Dur sana bir şey göstereyim.
- Onu bana gösterir misin?
- Bana onu gösterebilir misin?
Sana gösterecek bir şeyim var.
Kendini göster.
Sana bir şey göstermek zorundayım.
Sana bir şey göstereceğim.
- Sana bir şey göstermek istiyorum.
- Sana göstermek istediğim bir şey var.
Onu bize gösterebilir misin?
Bana ellerinizi gösterin.
Tom'a göstereceğiz.
Onu onlara göstereceğim.
Onu sana göstermek istedim.
Tüm kanıtlar onun suçlu olduğunu gösteriyor.
Size evimizi gösteririz.
Sana bir şey göstereceğim.
Size yolu göstereyim.
Ne yapabileceğimi sana göstereceğim.
Bana pasaportunuzu gösterin, lütfen.
Sana gösterecek başka bir şeyim var.
Sizlere, görmemeyi başaramayacağınız
Realistik bir sahne göstermek istemiyorum.
Bizim dünyamızda hiçbir anlamı olmayan şeylere
Düşük ışığa duyarlı kameralar Mumbai sokaklarında kol gezen...
bunu bize zaman gösterecek...
ergenekonu öcü kaka göstermek
Ah! Onu bana göster lütfen.
Termometreler çoğunlukla sıfırın altına iner.
Pasaport, lütfen.
Mağazanın vitrinleri en son modayı sergiler.

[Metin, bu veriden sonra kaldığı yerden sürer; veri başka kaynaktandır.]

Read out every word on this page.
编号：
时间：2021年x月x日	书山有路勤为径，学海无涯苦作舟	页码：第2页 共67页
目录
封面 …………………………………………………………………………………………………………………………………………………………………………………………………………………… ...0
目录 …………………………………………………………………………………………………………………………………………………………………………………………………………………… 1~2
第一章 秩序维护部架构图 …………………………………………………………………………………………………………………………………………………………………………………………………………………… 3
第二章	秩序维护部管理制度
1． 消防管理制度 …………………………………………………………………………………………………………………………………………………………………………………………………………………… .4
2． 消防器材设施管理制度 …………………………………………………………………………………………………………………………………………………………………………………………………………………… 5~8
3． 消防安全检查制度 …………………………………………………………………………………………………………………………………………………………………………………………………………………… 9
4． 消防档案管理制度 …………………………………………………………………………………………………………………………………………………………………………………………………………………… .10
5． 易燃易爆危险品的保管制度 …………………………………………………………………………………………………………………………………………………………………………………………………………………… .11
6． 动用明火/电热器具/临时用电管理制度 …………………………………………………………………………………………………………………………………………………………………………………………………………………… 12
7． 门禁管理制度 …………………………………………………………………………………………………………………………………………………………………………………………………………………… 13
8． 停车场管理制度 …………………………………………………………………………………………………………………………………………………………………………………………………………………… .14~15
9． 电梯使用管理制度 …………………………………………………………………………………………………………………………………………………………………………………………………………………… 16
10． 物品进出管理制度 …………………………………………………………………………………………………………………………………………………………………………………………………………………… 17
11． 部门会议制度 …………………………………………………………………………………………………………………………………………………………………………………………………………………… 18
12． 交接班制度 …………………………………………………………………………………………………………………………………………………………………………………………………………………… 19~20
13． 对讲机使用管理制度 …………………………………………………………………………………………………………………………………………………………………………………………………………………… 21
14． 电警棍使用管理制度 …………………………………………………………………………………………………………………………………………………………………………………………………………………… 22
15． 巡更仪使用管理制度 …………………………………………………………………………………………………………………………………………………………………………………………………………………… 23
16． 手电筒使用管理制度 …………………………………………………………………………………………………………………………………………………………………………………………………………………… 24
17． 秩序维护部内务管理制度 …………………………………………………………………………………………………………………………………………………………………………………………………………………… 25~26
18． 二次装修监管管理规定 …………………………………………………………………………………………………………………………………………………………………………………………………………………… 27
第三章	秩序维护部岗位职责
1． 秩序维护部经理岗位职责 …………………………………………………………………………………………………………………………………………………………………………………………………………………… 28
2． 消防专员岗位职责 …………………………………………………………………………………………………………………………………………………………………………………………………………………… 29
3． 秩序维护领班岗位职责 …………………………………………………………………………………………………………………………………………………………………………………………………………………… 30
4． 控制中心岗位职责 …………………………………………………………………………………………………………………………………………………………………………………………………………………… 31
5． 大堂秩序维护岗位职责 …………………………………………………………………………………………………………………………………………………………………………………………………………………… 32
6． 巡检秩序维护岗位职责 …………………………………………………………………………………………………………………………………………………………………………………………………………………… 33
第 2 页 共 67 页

Bana daha ucuz bir şey göster lütfen.
Lütfen bana pasaportunuzu gösterin
Bize doğru yolu göster.
Sana gösteremem.
Tom'a kenti göstermek istiyorum.
- O kitabı bana gösterebilir misin?
- O kitabı bana gösterebilir misiniz?
Hadi, sana bir şey göstermek istiyorum.
Bana başka bir çanta göster.
Yaşlı insanlara saygı göstermeliyiz.
Lütfen bana ehliyetini göster.
Bana şehri gösterebilir misin?
Sana resmi göstereceğim.
Bana bazı yüzükler gösterir misiniz?
Mary merhamet ifade etmekten aciz.
Onlar bugün iyi bir film gösterecekler.
Sadece zaman gösterecek.
Ben size yolu göstereceğim.
Sana albümümü göstereceğim.
Tom'un güç antrenmanı sonuçları göstermeye başladı.
Tom başka kimseye göstermeyecektir.
Nasıl bir balık yakalayacağını sana göstereceğiz.
Bana limana giden yolu gösterir misiniz?
Bunu nasıl yapacağını sana göstereceğim.
Bunu nasıl yaptığımızı sana göstereceğim.
Bana haritada gösterebilir misin?
Ofisimde sana bir şey göstermek istiyorum.
Size göstermek istediğim bir şey var.
Bazı çalışmalar ölüm oranını bile etkilediğini gösteriyor,
Gecenin sıra dışı zorluklar ve benzersiz fırsatlarla dolu olduğunu...
Bana pasaportunuzu gösterir misiniz, lütfen?
Buraya gel. Sana bir şey göstereceğim.
Onlara kim olduğumuzu göstereceğiz.
Henüz onu Tom'a göstermek istemiyorum.
Tom duygularını gizlemeye çalıştı.
Sana güzel şehrimi göstermek istiyorum.
Sana teşekkür etmem gerekiyor mu?
Sana muhteşem bir manzara göstermek istiyorum.
Matrixin köşegenleştirilebilir olduğunu göster.